My favourite take away from the presentation was how Irene called it a living app because it is designed and built upon a database that is continuing to be updated. It is an impressive system that will surely influence how future projects like this are built.
I asked a question about the deep-linking and sharing from within the app. It struck me that there is potential for this kind of reuse, but that likely it is not fully being used. Irene indicated their analytics do show deep-linking. However, I find the very nature of the app, with hidden URLs (why couldn’t they use HTML5’s History API?) and built-in sharing and back buttons are doing a disservice to the potential of this impressive database.
Although Irene said that the average user spends 22 minutes on the site and the app was built to emphasize this sticky quality, I cannot help but believe it is missing a great opportunity, if they don’t find a better way to encourage deep-linking. Like I mentioned above, taking advantage of HTML5’s History API would greatly improve this. It would also enable the back button to have meaning, as well, the emphasis on exposed URLs for all the resources within the site would increase how it is shared.
Another major problem with the app is that there is no mobile version. And even worse, the experience simply fails without any indication or message about the display issues. I suspect they will fix this and eventually construct a web-based front-end. Without a mobile version, the ability to pass around addresses on services like Twitter become very complex. A person will need to save and open on another device, if they wish to follow any of the shared links.

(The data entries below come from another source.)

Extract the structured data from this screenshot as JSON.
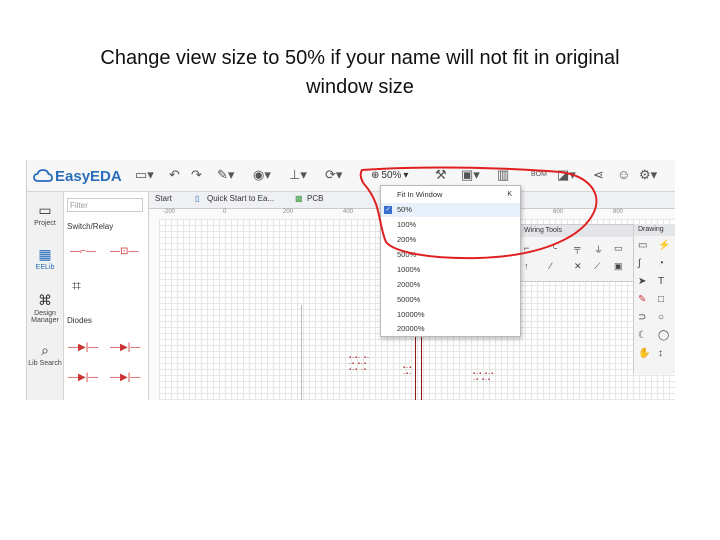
{
  "caption": {
    "line1": "Change view size to 50% if your name will not fit in original",
    "line2": "window size"
  },
  "app": {
    "logo_text": "EasyEDA",
    "zoom_label": "50%"
  },
  "leftbar": {
    "items": [
      {
        "label": "Project",
        "icon": "folder-icon"
      },
      {
        "label": "EELib",
        "icon": "library-icon"
      },
      {
        "label": "Design Manager",
        "icon": "design-manager-icon"
      },
      {
        "label": "Lib Search",
        "icon": "magnifier-icon"
      }
    ]
  },
  "library": {
    "filter_placeholder": "Filter",
    "switch_label": "Switch/Relay",
    "diodes_label": "Diodes"
  },
  "tabs": [
    {
      "label": "Start"
    },
    {
      "label": "Quick Start to Ea..."
    },
    {
      "label": "PCB"
    }
  ],
  "ruler": {
    "ticks": [
      "-200",
      "0",
      "200",
      "400",
      "600",
      "800"
    ]
  },
  "zoom_menu": {
    "fit_label": "Fit In Window",
    "fit_shortcut": "K",
    "options": [
      "50%",
      "100%",
      "200%",
      "500%",
      "1000%",
      "2000%",
      "5000%",
      "10000%",
      "20000%"
    ],
    "selected": "50%"
  },
  "panels": {
    "wiring_tools": "Wiring Tools",
    "drawing_tools": "Drawing"
  },
  "colors": {
    "accent": "#3a6fd0",
    "annotation": "#e02020",
    "logo": "#2a6ebb"
  }
}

The ConnectedChina app also includes a limited series of related news pulled into the app from Reuters. The articles nicely link into the various data within the app. I asked whether these URLs have been used outside of the app, where these original news articles appear and Irene said that Reuters is a large organization and it would be difficult to do this is any systematic way. Fair enough, but you know the trick to beginning to incorporate links elsewhere within Reuters would be to expose those links and construct the app first and foremost for sharing.

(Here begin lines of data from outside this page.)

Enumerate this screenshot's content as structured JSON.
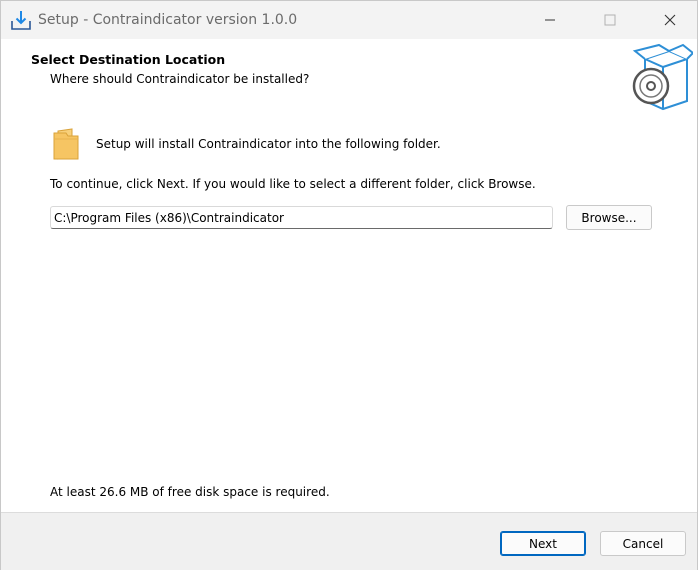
{
  "window": {
    "title": "Setup - Contraindicator version 1.0.0",
    "controls": [
      "minimize",
      "maximize",
      "close"
    ]
  },
  "header": {
    "title": "Select Destination Location",
    "subtitle": "Where should Contraindicator be installed?"
  },
  "content": {
    "info": "Setup will install Contraindicator into the following folder.",
    "continue": "To continue, click Next. If you would like to select a different folder, click Browse.",
    "path_value": "C:\\Program Files (x86)\\Contraindicator",
    "browse_label": "Browse...",
    "disk_space": "At least 26.6 MB of free disk space is required."
  },
  "footer": {
    "next_label": "Next",
    "cancel_label": "Cancel"
  },
  "icons": {
    "app": "installer-download-icon",
    "header": "box-disc-icon",
    "folder": "folder-icon"
  },
  "colors": {
    "accent": "#0067c0",
    "folder": "#f2b84b",
    "box_blue": "#2e8fd6"
  }
}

So I’m brought back to Irene’s comment about the app being designed to be sticky. I can’t help but feel like this goal, although impressive if people are spending so much time within it, is nevertheless missing a great potential by not emphasizing the social. After all, I feel like that is what I have been learning over the last few years. Information Architecture has been changing from the system like a gated community, where you search within the site using a deep information structure, to one where there are a million entry points into the information you offer. Learning how to enable this kind of open infrastructure is so important to the projects we build now. It will be great to see if ConnectedChina will adapt in this direction.

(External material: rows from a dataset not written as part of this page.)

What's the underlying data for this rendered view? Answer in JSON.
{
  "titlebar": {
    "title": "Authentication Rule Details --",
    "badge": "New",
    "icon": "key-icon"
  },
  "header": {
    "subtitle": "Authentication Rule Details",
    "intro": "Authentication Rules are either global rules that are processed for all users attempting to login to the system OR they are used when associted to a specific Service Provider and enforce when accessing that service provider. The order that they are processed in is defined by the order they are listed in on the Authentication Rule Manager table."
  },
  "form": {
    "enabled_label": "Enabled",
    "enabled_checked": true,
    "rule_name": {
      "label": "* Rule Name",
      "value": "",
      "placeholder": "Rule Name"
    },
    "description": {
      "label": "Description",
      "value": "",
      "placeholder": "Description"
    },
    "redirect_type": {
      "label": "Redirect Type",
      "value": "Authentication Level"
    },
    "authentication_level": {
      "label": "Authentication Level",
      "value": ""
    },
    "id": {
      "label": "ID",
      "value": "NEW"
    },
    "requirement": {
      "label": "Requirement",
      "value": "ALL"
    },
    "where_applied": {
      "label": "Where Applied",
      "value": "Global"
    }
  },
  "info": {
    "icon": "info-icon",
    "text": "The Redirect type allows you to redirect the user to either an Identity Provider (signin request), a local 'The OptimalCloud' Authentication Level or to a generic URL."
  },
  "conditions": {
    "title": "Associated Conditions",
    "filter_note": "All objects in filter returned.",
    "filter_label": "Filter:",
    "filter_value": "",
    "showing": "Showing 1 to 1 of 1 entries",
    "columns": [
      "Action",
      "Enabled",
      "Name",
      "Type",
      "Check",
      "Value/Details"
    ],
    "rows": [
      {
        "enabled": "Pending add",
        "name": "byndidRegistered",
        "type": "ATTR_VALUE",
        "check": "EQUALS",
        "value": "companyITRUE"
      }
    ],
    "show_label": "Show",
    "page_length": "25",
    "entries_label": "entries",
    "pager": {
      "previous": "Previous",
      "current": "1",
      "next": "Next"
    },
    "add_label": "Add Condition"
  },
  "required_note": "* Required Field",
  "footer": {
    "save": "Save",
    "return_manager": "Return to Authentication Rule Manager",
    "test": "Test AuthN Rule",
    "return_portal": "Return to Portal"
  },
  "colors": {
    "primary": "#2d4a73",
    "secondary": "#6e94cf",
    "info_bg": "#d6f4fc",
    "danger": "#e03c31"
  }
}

One final thought on why this is all so important: Irene mentioned that not many people know that the ConnectedChina is a living app. Certainly one way to get the word out is to promote it. But an even better way is to develop the system so that social networks and search engines begin to pick up on all the massive amounts of direct links available to your data. This way, you literally create a map (or better yet, let others create the map for you) of the information you have. And by opening it up, you encourage other sites to use those data points almost like Wikipedia. Knowing that there is a direct URL and being confident that the content at the end of that URL will persist and become updated is the best way to encourage the use of a living app.